If the Alpha variant was a "shift" from the original strain, Delta a shift from Alpha, and Omicron a shift from Delta, Adalja said, it's possible Omicron may represent a transition to "drift," which could make it behave more like the four other coronaviruses that currently circulate in the U.S.
Learning from other coronaviruses
Those four viruses have seasonality and may be a better model for the future of COVID-19 in the U.S., Adalja said. They circulate throughout the year at relatively low levels, but cause peaks of infection in the winter months, as substantial parts of the country head indoors to escape the cooler weather.
"We've already seen some element of seasonality [with SARS-CoV-2], but it's not as evident as it is with the other four coronaviruses that circulate every year," he said. "That may be due to the fact that until recently, there was very little immunity in the population, and that maybe prevented the stark seasonality from being apparent."
Those coronaviruses are also capable of reinfecting people, he noted. That means SARS-CoV-2 is most likely "going to continue to evolve and continue to become immune evasive in order to reinfect us, just like other members of the coronavirus family do."
Lawler agreed, pointing out that the comparison could have helped health officials better temper expectations around COVID vaccines.
"We do not have lifelong immunity to any of these coronaviruses, and that probably should have given us a pretty good clue that we were not going to achieve that with SARS-CoV-2, either from natural infection or from vaccination," he said. "We should have been prepared for this phenomenon of having to get periodically boosted."
"If we had messaged this well from the beginning," he added, "maybe it wouldn't have been such a big deal to people."
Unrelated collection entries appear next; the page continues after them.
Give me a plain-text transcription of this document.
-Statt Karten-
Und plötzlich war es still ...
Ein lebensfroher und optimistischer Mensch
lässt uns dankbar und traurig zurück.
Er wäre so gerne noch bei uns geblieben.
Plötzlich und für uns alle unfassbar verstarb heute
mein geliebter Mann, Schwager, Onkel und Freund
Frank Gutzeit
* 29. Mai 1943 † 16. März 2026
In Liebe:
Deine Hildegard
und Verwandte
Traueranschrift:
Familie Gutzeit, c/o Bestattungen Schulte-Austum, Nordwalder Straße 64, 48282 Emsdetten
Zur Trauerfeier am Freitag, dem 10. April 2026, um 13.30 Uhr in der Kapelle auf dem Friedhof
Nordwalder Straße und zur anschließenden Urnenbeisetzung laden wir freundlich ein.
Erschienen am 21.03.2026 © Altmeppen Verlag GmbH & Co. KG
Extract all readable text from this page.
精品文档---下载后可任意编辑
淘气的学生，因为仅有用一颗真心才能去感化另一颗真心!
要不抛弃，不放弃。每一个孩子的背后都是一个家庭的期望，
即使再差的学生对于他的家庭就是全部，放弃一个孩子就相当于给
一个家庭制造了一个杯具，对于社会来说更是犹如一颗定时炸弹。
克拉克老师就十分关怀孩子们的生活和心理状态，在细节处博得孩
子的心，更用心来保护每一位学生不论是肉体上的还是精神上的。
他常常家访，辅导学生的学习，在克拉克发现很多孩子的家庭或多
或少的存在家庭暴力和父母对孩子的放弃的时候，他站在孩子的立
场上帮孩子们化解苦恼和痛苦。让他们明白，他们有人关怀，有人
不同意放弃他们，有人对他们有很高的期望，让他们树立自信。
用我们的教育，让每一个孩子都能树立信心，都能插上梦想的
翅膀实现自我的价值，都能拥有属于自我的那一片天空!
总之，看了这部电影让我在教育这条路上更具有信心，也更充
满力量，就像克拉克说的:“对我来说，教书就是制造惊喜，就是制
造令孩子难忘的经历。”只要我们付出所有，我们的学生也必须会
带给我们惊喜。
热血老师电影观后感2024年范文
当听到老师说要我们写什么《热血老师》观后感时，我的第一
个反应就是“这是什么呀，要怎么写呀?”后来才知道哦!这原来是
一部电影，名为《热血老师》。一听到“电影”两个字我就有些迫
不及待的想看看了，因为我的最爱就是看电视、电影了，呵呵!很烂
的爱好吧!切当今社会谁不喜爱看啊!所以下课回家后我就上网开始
In March, CDC Director Dr. Rochelle Walensky said she anticipated that COVID would "probably" become a seasonal virus.
There's no doubt over the last two years that the U.S. saw its highest peaks in winter, in early to mid-January in both 2021 and 2022.
Most experts agree that COVID-19 may be headed toward seasonality. They're just not prepared to say so, definitively, as SARS-CoV-2 has thrown so many curveballs in the past.
Osterholm noted that six months ago, Omicron had not yet hit U.S. shores.
"We've never seen this subvariant activity with Alpha, Beta, or Delta, so who could have predicted six months ago where we'd be at?" he said. "That's the challenge we have."